When considering you for preapproval, lenders will scrutinize:
• Income: Employees will need to provide pay stubs, W-2s, and tax returns from the past two years, as well as documentation of any additional income, such as work bonuses. Self-employed workers often need two years’ worth of records and a year-to-date profit and loss statement, although many lenders and loan programs are flexible.
• Assets and liabilities: You’ll need to provide proof of savings, investment accounts, and any properties. Lenders view assets as proof that you can afford your down payment and closing costs and still have cash reserves. The lender will also look at monthly debt obligations to calculate your debt-to-income ratio.
• Credit score: Your credit score is a numerical representation of your credit history. It reflects debt you’ve taken on and whether you’ve made payments on time.
Once your lender has reviewed the information, it may offer a letter of preapproval stating the maximum mortgage amount that you have been preapproved for, how long the letter is good for, and any conditions that need to be met for final loan approval.
A preapproval may help you compete with homebuyers who are purchasing in cash. Some sellers won’t even consider offers that don’t have at least a preapproval, so this letter makes it more likely they will select your offer on a property.
It’s possible that even after preapproval, the lender may choose not to issue a mortgage. A lender, for example, might withhold final approval if it discovers previously undisclosed financial information that changes qualifying eligibility, or if the property you want to purchase is not eligible for lending because of its condition.
To sum it all up:
• Doesn’t require a credit check
• Checks credit history
• Is based on financial assumptions
• Is based on verified facts
• Provides an estimated mortgage amount
• Provides an offer to lend a specific amount
• Is less reliable than preapproval
• Is much more reliable than prequalification
How quickly a mortgage preapproval can be completed can vary by lender and how quickly documentation has been supplied, but it could range from 24 hours to 10 days.
Importantly, receiving preapproval from a lender does not obligate you to use them. If home loans with more desirable terms are available, it would be smart to look into them.

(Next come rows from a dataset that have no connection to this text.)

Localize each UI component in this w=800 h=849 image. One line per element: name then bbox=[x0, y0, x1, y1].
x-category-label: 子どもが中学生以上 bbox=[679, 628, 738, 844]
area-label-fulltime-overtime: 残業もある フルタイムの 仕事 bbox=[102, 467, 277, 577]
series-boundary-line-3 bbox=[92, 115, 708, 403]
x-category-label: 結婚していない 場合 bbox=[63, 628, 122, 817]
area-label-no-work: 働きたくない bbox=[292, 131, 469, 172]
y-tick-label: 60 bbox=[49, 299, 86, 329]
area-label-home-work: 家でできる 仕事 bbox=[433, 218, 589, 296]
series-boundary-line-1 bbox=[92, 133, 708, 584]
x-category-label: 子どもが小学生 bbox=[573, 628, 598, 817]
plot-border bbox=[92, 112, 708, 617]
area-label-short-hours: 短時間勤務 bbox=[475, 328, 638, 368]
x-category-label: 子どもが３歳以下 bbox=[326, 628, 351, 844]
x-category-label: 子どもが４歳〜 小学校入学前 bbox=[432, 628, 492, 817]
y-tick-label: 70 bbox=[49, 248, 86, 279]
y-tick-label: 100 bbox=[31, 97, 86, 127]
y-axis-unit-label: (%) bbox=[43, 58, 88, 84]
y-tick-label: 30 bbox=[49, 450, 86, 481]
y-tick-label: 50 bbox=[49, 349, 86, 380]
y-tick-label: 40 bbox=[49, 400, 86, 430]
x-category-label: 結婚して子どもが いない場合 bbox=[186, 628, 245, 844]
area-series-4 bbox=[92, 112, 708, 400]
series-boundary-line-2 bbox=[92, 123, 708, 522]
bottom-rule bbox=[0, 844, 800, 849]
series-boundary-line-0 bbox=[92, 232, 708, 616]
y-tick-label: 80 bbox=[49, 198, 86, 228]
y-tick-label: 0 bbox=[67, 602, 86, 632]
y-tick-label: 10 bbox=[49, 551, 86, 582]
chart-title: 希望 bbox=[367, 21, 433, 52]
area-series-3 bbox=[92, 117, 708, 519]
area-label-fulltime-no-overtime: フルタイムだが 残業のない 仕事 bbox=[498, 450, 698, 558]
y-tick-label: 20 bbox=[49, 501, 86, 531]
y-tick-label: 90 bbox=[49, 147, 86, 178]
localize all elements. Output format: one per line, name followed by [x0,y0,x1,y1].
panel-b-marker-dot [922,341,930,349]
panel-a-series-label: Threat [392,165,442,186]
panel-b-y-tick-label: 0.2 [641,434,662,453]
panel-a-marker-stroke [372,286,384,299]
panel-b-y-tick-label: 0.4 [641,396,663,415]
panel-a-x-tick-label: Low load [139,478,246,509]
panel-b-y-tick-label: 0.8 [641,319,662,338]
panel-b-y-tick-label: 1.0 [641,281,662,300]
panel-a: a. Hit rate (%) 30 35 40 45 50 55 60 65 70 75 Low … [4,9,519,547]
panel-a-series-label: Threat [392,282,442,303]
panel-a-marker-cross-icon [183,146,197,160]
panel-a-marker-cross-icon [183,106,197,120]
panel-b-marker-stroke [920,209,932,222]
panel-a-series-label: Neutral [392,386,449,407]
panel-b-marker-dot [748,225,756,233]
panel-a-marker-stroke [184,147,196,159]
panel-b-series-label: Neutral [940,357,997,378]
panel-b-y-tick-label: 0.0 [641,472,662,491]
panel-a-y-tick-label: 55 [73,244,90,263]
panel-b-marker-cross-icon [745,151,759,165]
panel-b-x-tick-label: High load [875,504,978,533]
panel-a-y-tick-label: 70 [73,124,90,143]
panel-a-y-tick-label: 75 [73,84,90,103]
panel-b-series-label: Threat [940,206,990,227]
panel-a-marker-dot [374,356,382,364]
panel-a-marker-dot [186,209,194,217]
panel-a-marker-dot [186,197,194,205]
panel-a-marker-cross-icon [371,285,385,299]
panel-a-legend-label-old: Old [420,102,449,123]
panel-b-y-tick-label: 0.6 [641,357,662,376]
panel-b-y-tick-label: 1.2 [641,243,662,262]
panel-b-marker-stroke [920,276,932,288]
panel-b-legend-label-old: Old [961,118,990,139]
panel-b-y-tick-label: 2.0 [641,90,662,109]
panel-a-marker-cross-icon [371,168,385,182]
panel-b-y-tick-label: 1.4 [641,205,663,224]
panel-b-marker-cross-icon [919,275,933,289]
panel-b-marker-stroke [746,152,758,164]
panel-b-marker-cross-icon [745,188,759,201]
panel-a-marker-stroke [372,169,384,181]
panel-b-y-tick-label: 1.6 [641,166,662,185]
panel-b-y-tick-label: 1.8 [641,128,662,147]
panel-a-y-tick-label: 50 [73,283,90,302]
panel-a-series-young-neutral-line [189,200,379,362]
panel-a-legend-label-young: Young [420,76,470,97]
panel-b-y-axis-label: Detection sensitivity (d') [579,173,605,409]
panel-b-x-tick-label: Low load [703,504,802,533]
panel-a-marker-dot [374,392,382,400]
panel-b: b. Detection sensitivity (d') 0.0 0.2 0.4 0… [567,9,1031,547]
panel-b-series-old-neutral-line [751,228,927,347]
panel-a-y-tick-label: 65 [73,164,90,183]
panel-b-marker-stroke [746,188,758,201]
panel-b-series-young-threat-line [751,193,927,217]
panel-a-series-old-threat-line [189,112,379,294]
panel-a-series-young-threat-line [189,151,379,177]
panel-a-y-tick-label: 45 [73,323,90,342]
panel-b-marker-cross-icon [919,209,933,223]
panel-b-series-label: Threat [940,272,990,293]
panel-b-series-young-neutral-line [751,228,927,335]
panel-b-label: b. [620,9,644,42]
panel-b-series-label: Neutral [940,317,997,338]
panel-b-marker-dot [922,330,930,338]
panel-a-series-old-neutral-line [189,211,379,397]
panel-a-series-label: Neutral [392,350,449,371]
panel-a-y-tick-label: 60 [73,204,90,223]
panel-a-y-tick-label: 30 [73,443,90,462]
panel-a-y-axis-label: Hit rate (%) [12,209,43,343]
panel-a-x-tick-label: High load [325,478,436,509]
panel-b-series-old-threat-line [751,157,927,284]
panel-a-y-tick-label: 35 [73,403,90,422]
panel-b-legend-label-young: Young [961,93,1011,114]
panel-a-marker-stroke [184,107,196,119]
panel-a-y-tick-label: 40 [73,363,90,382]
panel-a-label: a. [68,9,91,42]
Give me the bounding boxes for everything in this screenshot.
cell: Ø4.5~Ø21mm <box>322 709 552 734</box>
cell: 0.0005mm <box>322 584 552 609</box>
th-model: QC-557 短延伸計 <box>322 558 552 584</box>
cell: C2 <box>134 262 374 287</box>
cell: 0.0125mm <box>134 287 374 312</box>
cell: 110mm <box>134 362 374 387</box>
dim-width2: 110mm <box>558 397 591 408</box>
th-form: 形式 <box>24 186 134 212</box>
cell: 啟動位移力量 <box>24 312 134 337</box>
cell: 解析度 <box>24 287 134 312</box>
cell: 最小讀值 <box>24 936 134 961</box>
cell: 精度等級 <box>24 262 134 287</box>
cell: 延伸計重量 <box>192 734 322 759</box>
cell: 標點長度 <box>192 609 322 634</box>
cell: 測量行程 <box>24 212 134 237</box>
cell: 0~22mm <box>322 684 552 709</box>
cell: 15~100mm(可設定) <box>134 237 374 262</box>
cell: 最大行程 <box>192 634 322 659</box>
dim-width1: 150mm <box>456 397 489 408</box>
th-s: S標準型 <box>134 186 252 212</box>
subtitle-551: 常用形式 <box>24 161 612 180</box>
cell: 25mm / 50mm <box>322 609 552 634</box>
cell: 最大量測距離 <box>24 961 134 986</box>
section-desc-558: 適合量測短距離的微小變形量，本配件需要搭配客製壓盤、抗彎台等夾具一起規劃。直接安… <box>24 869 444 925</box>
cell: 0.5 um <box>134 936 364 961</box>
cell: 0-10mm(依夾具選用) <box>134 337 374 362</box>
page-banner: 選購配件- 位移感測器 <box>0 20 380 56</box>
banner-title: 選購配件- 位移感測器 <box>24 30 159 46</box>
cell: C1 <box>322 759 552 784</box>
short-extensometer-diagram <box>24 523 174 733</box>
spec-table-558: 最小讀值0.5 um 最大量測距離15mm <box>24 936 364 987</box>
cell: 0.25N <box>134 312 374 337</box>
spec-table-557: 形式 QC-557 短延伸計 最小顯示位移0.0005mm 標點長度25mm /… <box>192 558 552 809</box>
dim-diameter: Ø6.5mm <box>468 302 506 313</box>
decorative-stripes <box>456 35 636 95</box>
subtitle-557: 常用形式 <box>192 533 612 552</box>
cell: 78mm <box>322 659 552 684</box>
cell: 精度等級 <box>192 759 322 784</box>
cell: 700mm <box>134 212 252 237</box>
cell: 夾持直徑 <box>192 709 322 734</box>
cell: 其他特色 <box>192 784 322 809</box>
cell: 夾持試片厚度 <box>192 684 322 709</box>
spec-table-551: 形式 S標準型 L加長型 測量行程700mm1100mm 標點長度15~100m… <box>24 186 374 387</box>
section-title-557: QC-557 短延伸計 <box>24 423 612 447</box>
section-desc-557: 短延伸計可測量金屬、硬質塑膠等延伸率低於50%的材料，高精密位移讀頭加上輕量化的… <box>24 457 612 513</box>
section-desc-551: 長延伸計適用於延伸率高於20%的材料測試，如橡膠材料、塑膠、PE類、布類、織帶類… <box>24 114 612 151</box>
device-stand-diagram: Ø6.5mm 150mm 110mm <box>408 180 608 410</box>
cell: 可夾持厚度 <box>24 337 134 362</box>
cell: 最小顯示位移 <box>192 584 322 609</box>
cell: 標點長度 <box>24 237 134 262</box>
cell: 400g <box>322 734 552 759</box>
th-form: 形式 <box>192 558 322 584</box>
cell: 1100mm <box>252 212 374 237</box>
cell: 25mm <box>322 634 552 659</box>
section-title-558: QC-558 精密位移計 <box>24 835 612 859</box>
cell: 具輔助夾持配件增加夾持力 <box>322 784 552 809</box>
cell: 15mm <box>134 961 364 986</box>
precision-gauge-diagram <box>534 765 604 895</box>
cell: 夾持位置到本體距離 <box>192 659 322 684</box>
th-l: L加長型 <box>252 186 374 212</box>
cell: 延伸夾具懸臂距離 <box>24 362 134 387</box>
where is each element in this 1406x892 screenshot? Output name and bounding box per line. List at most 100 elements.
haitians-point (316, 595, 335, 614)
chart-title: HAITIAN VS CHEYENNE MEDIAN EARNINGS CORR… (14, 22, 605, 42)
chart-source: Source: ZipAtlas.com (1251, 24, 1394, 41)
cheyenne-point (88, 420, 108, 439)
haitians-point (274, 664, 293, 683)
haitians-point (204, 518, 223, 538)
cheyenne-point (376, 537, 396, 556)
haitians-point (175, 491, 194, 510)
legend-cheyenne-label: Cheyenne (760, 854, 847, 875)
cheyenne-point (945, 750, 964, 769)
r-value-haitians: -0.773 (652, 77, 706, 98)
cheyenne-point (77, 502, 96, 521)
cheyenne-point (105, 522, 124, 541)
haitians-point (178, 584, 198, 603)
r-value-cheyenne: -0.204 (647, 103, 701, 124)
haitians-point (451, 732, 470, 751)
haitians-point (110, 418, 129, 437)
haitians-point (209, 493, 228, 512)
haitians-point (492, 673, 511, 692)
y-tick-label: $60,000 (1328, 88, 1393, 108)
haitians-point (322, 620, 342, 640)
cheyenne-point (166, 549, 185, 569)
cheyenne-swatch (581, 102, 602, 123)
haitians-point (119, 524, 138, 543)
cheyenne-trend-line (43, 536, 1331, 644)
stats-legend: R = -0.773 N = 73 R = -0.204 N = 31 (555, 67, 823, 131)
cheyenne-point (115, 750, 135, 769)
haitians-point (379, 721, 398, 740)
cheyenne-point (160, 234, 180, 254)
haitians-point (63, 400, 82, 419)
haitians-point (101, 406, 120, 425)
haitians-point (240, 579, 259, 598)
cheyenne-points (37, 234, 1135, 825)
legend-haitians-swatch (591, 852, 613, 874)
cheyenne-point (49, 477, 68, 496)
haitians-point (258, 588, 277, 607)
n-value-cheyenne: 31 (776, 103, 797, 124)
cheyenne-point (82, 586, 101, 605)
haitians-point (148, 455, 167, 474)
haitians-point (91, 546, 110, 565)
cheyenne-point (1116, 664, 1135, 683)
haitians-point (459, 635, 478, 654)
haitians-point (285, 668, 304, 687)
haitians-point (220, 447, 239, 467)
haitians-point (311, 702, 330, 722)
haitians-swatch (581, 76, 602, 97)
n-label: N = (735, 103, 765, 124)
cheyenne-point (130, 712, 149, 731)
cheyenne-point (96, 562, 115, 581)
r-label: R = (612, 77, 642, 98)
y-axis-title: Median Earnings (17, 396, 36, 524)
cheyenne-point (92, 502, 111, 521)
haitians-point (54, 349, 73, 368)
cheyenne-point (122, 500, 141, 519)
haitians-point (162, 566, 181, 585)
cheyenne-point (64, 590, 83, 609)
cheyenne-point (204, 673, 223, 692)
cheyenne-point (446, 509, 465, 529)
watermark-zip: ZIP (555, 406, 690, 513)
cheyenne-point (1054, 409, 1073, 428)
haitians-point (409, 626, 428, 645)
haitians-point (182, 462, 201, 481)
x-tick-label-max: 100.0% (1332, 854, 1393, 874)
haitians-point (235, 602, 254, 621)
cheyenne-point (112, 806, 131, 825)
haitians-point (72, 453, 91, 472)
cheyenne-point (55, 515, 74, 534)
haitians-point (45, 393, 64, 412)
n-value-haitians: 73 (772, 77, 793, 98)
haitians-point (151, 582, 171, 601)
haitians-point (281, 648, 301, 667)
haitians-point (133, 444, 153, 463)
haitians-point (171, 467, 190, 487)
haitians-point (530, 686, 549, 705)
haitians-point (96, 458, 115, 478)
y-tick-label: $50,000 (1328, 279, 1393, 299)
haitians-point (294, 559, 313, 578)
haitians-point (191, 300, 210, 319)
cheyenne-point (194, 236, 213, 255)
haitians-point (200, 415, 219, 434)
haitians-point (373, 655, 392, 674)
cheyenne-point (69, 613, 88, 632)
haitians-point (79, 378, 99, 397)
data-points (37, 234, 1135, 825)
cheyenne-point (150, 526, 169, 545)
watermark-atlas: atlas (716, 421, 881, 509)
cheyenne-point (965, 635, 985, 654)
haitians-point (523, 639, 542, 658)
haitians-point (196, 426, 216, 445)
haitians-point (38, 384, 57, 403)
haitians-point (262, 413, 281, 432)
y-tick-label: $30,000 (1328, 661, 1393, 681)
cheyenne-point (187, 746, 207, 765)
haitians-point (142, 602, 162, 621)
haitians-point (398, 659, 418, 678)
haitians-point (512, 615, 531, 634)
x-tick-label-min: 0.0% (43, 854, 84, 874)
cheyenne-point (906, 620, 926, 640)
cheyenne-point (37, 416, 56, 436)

What to Do When Your Preapproval Expires
Lenders put an expiration date on preapproval letters because they need to have your most up-to-date financial information on hand. The credit, income, debt, and asset items they reviewed for your preapproval typically need to be updated after 90 days.
You might leave your job and no longer have a steady income, or a financial emergency may have taken a big bite out of your savings. As a result, the lender will want to reassess your finances.
If you’re using the same lender you will need to provide updated pay stubs and bank statements, and your credit may be checked again.
You can minimize the effect of “hard pulls” on your credit score by avoiding seeking a renewal when you’re not actively shopping for a home, and by working with only one lender during the preapproval stage.
If your finances have mostly stayed the same, your lender is likely to renew your preapproval.
Finalizing Your Mortgage
If you find a house while your mortgage preapproval is still valid, you can move on to finalizing your mortgage application. At this point, in many cases, lenders will check again to see if there have been any changes to your financial situation.
The mortgage underwriter will review all the information, order an appraisal of the chosen property, get a copy of the title insurance, and consider your down payment. Then comes the verdict: approved, suspended (more documentation is needed), or denied.
Your mortgage is not officially approved until you receive a final commitment letter. After you have the letter, a closing date can be scheduled.
Buyers may want to minimize changes, like applying for other loans or credit, when a home loan is in underwriting.
How long is a mortgage preapproval good for? Ninety to 180 days, though a letter older than 3 months is generally considered out of date. Getting prequalified is a good precursor to getting preapproved.